How to avoid a repeat of Central America’s economic meltdown

The crisis gripping Central America has now hit a critical mass, with more than 1.8 million people dead and millions more displaced.

The US has declared the region its most dangerous region for US troops and has deployed tens of thousands of troops to its border with Colombia.

But the fallout from the conflict is also spreading across the globe, including in the Americas, where some 1.3 million people are refugees.

With the global crisis unfolding, the US Congress has already taken steps to protect the lives of millions.

With US President Donald Trump set to visit Honduras on Monday, the country’s government is also considering sending a representative to Washington for talks.

But with a record $2.3bn in US aid going to the region in the last four years, it is unlikely that such a trip would occur.

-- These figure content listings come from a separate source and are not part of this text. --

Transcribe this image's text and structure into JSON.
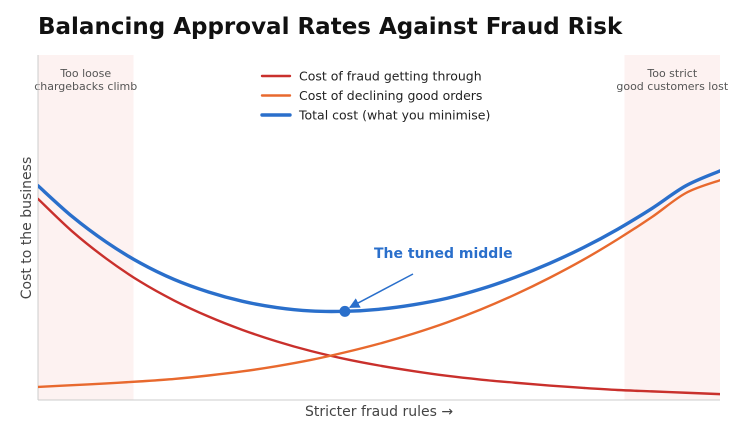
{
  "chart_data": {
    "type": "line",
    "title": "Balancing Approval Rates Against Fraud Risk",
    "xlabel": "Stricter fraud rules  →",
    "ylabel": "Cost to the business",
    "xlim": [
      0,
      1
    ],
    "ylim": [
      0,
      1
    ],
    "grid": false,
    "legend_position": "top-center",
    "series": [
      {
        "name": "Cost of fraud getting through",
        "color": "#c9302c",
        "x": [
          0,
          0.05,
          0.1,
          0.15,
          0.2,
          0.25,
          0.3,
          0.35,
          0.4,
          0.45,
          0.5,
          0.55,
          0.6,
          0.65,
          0.7,
          0.75,
          0.8,
          0.85,
          0.9,
          0.95,
          1.0
        ],
        "y": [
          0.583,
          0.489,
          0.41,
          0.343,
          0.288,
          0.242,
          0.203,
          0.17,
          0.142,
          0.119,
          0.1,
          0.084,
          0.07,
          0.059,
          0.05,
          0.042,
          0.035,
          0.029,
          0.025,
          0.021,
          0.017
        ]
      },
      {
        "name": "Cost of declining good orders",
        "color": "#e8692e",
        "x": [
          0,
          0.05,
          0.1,
          0.15,
          0.2,
          0.25,
          0.3,
          0.35,
          0.4,
          0.45,
          0.5,
          0.55,
          0.6,
          0.65,
          0.7,
          0.75,
          0.8,
          0.85,
          0.9,
          0.95,
          1.0
        ],
        "y": [
          0.038,
          0.043,
          0.048,
          0.054,
          0.061,
          0.071,
          0.083,
          0.098,
          0.116,
          0.138,
          0.163,
          0.192,
          0.225,
          0.263,
          0.306,
          0.354,
          0.407,
          0.466,
          0.53,
          0.6,
          0.637
        ]
      },
      {
        "name": "Total cost (what you minimise)",
        "color": "#2a6fcb",
        "x": [
          0,
          0.05,
          0.1,
          0.15,
          0.2,
          0.25,
          0.3,
          0.35,
          0.4,
          0.45,
          0.5,
          0.55,
          0.6,
          0.65,
          0.7,
          0.75,
          0.8,
          0.85,
          0.9,
          0.95,
          1.0
        ],
        "y": [
          0.621,
          0.532,
          0.458,
          0.397,
          0.349,
          0.313,
          0.286,
          0.268,
          0.258,
          0.257,
          0.263,
          0.276,
          0.295,
          0.322,
          0.356,
          0.396,
          0.442,
          0.495,
          0.555,
          0.621,
          0.664
        ]
      }
    ],
    "bands": [
      {
        "label_lines": [
          "Too loose",
          "chargebacks climb"
        ],
        "x_range": [
          0,
          0.14
        ],
        "color": "#fdf2f1"
      },
      {
        "label_lines": [
          "Too strict",
          "good customers lost"
        ],
        "x_range": [
          0.86,
          1.0
        ],
        "color": "#fdf2f1"
      }
    ],
    "annotations": [
      {
        "text": "The tuned middle",
        "point": {
          "x": 0.45,
          "y": 0.257
        },
        "color": "#2a6fcb"
      }
    ]
  }
}
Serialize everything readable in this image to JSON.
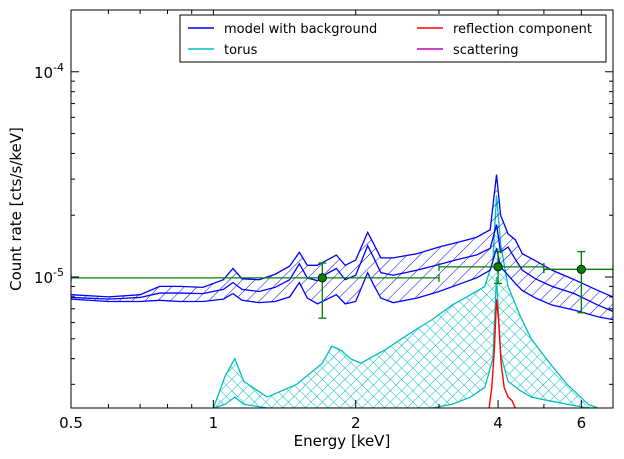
{
  "chart_data": {
    "type": "line",
    "xscale": "log",
    "yscale": "log",
    "xlim": [
      0.5,
      7.0
    ],
    "ylim": [
      2.3e-06,
      0.0002
    ],
    "xlabel": "Energy [keV]",
    "ylabel": "Count rate [cts/s/keV]",
    "x_ticks": [
      {
        "value": 0.5,
        "label": "0.5"
      },
      {
        "value": 1,
        "label": "1"
      },
      {
        "value": 2,
        "label": "2"
      },
      {
        "value": 4,
        "label": "4"
      },
      {
        "value": 6,
        "label": "6"
      }
    ],
    "y_ticks": [
      {
        "value": 1e-05,
        "base": "10",
        "exp": "-5"
      },
      {
        "value": 0.0001,
        "base": "10",
        "exp": "-4"
      }
    ],
    "legend": {
      "placement": "top-right",
      "columns": 2,
      "entries": [
        {
          "label": "model with background",
          "color": "#0000ff"
        },
        {
          "label": "reflection component",
          "color": "#ff0000"
        },
        {
          "label": "torus",
          "color": "#00bfbf"
        },
        {
          "label": "scattering",
          "color": "#bf00bf"
        }
      ]
    },
    "series": [
      {
        "name": "model with background",
        "color": "#0000ff",
        "style": "band-with-median, hatched //",
        "x": [
          0.5,
          0.6,
          0.7,
          0.77,
          0.85,
          0.95,
          1.05,
          1.1,
          1.15,
          1.25,
          1.35,
          1.45,
          1.52,
          1.58,
          1.66,
          1.74,
          1.82,
          1.9,
          2.0,
          2.12,
          2.18,
          2.26,
          2.4,
          2.7,
          3.0,
          3.3,
          3.6,
          3.85,
          3.97,
          4.05,
          4.2,
          4.35,
          4.5,
          4.8,
          5.2,
          5.8,
          6.5,
          7.0
        ],
        "median": [
          7.95e-06,
          7.8e-06,
          7.95e-06,
          8.35e-06,
          8.35e-06,
          8.3e-06,
          8.7e-06,
          9.4e-06,
          8.7e-06,
          8.5e-06,
          8.9e-06,
          9.7e-06,
          1.16e-05,
          9.9e-06,
          9.6e-06,
          1.04e-05,
          1.1e-05,
          9.7e-06,
          1.02e-05,
          1.42e-05,
          1.25e-05,
          1.05e-05,
          1.02e-05,
          1.08e-05,
          1.15e-05,
          1.22e-05,
          1.28e-05,
          1.38e-05,
          1.8e-05,
          1.32e-05,
          1.4e-05,
          1.22e-05,
          1.08e-05,
          9.8e-06,
          9e-06,
          8.3e-06,
          7.3e-06,
          6.8e-06
        ],
        "lower": [
          7.8e-06,
          7.6e-06,
          7.6e-06,
          7.7e-06,
          7.6e-06,
          7.6e-06,
          7.8e-06,
          8.3e-06,
          7.7e-06,
          7.5e-06,
          7.6e-06,
          8e-06,
          9.4e-06,
          7.9e-06,
          7.4e-06,
          7.8e-06,
          8.2e-06,
          7.4e-06,
          7.6e-06,
          1.05e-05,
          9.2e-06,
          7.9e-06,
          7.5e-06,
          7.9e-06,
          8.5e-06,
          9.2e-06,
          9.9e-06,
          1.08e-05,
          1.38e-05,
          1.12e-05,
          1.02e-05,
          9.3e-06,
          8.6e-06,
          7.9e-06,
          7.3e-06,
          6.9e-06,
          6.4e-06,
          6.2e-06
        ],
        "upper": [
          8.2e-06,
          8e-06,
          8.2e-06,
          9e-06,
          9e-06,
          8.9e-06,
          9.7e-06,
          1.1e-05,
          9.8e-06,
          9.7e-06,
          1.03e-05,
          1.13e-05,
          1.32e-05,
          1.14e-05,
          1.14e-05,
          1.21e-05,
          1.28e-05,
          1.14e-05,
          1.21e-05,
          1.65e-05,
          1.46e-05,
          1.24e-05,
          1.24e-05,
          1.3e-05,
          1.4e-05,
          1.48e-05,
          1.56e-05,
          1.7e-05,
          3.15e-05,
          2e-05,
          1.62e-05,
          1.52e-05,
          1.3e-05,
          1.2e-05,
          1.08e-05,
          9.7e-06,
          8.6e-06,
          8e-06
        ]
      },
      {
        "name": "torus",
        "color": "#00bfbf",
        "style": "band, cross-hatched",
        "x": [
          1.0,
          1.06,
          1.11,
          1.16,
          1.3,
          1.5,
          1.7,
          1.78,
          1.86,
          1.95,
          2.05,
          2.3,
          2.6,
          2.9,
          3.2,
          3.5,
          3.75,
          3.9,
          3.97,
          4.05,
          4.2,
          4.45,
          4.7,
          5.1,
          5.6,
          6.2,
          6.5
        ],
        "lower": [
          2.3e-06,
          2.4e-06,
          2.6e-06,
          2.4e-06,
          2.3e-06,
          2.3e-06,
          2.3e-06,
          2.3e-06,
          2.3e-06,
          2.3e-06,
          2.3e-06,
          2.3e-06,
          2.3e-06,
          2.3e-06,
          2.4e-06,
          2.6e-06,
          2.9e-06,
          4e-06,
          1e-05,
          4.2e-06,
          3.1e-06,
          2.8e-06,
          2.6e-06,
          2.5e-06,
          2.4e-06,
          2.3e-06,
          2.3e-06
        ],
        "upper": [
          2.3e-06,
          3.3e-06,
          4e-06,
          3.1e-06,
          2.6e-06,
          3e-06,
          3.8e-06,
          4.6e-06,
          4.4e-06,
          4e-06,
          3.8e-06,
          4.4e-06,
          5.3e-06,
          6.2e-06,
          7.3e-06,
          8.2e-06,
          9e-06,
          1.2e-05,
          2.5e-05,
          1.45e-05,
          9e-06,
          6.5e-06,
          5e-06,
          3.9e-06,
          3e-06,
          2.4e-06,
          2.3e-06
        ]
      },
      {
        "name": "reflection component",
        "color": "#ff0000",
        "style": "line",
        "x": [
          3.83,
          3.88,
          3.93,
          3.97,
          4.01,
          4.06,
          4.12,
          4.2,
          4.28,
          4.35
        ],
        "y": [
          2.3e-06,
          2.9e-06,
          4.5e-06,
          7.8e-06,
          6.2e-06,
          3.8e-06,
          2.9e-06,
          2.6e-06,
          2.5e-06,
          2.3e-06
        ]
      },
      {
        "name": "scattering",
        "color": "#bf00bf",
        "style": "line",
        "x": [],
        "y": []
      }
    ],
    "data_points": {
      "color": "#008000",
      "points": [
        {
          "x": 1.7,
          "y": 9.9e-06,
          "xmin": 0.5,
          "xmax": 3.0,
          "ylo": 6.3e-06,
          "yhi": 1.17e-05
        },
        {
          "x": 4.0,
          "y": 1.12e-05,
          "xmin": 3.0,
          "xmax": 5.0,
          "ylo": 9.3e-06,
          "yhi": 1.33e-05
        },
        {
          "x": 6.0,
          "y": 1.09e-05,
          "xmin": 5.0,
          "xmax": 7.0,
          "ylo": 6.7e-06,
          "yhi": 1.33e-05
        }
      ]
    }
  }
}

How do I protect my life and loved ones?

If you or a loved one are in the US, you need to take steps to keep them safe.

This includes wearing full face coverings and making sure they can contact family, friends and neighbours.

“The United States is at war and it is time to make sure that our people are protected,” Secretary of State Rex Tillerson said at a press conference in Washington on Friday.

But if you live in Latin America, or if you have family in the region, you can do more.

“You need to make your home safe,” says Michael O’Hanlon, a researcher at the Center for International Policy.

“If you’re going to be a victim, you have to be able to communicate that.

If you can’t do that, then you need help.”

And don’t let them touch you.

“Even if you don’t have the luxury of taking out a cell phone or looking for a shelter, if you are in a vulnerable position, you should take these precautions to protect yourself and others,” says O’Halllon.

“It’s very important that you not be in a position where someone has the right to physically touch you.”

The US military, meanwhile, has deployed a small number of soldiers to Honduras to help secure key installations.

“We are providing an additional 200 personnel to Honduras,” said Colonel Eric Gee, a spokesman for US Forces-Honduras.

“Honduran security forces are deploying to a number of US-designated installations in Honduras to assist with the safekeeping of military equipment and personnel.”

The number of personnel is down from a peak of around 4,000 last month.

The Pentagon also has stepped up its efforts to ensure that those who were in the area are safe.

“Our mission is to protect those who are in our area of responsibility,” said Gee.

“And in this case, we are providing additional assistance to our counterparts in Honduras.”

The situation is so dire that some experts have warned that the crisis could trigger a new pandemic.

“This is the most dangerous humanitarian situation we’ve seen in Latin American history,” says William Schabas, a professor of social and international security at New York University.

“In terms of the death toll, the situation is extremely grave and the number of deaths will be extremely high.”

What should I do if I live in the Central American region?

In the region’s biggest cities, like Tegucigalpa, Guatemala City and La Paz, the number one concern is that the virus could spread quickly through the population.

“There are a lot of questions that are being asked and answered,” says Dr Miguel Torres, a specialist in infectious diseases at the Central University of Honduras.

“What are the best ways to prevent transmission?”

First, you must protect yourself from the virus.

“All you have is one vaccination,” says Torres.

“When you get your first vaccination, you are given a little piece of paper, and then a bottle of medicine, and a piece of cotton to wear around your neck.”

“You wear it around your body to make it easier to collect the virus,” he adds.

“Then, you wash it in a cup or can and then you put it in your pocket, in your purse or your bag.”

Then, you put on a mask.

“Next you go to the hospital, and you wash your face,” Torres says.

“But you must wash it out as well.”

“And finally, you go outside,” he says.

You can take this with you wherever you go.

“So, as a precaution, you cannot go to a restaurant where you may get infected,” Torres adds.

And don,t go to places where the virus is likely to spread.

“As soon as you go into a restaurant, the virus cannot be transmitted.

And if you go somewhere where there is likely a high likelihood of transmission, you shouldn’t go there,” he notes.

But don’t be too paranoid.

If there are people in your immediate neighbourhood who are showing symptoms, it may be easier to quarantine them.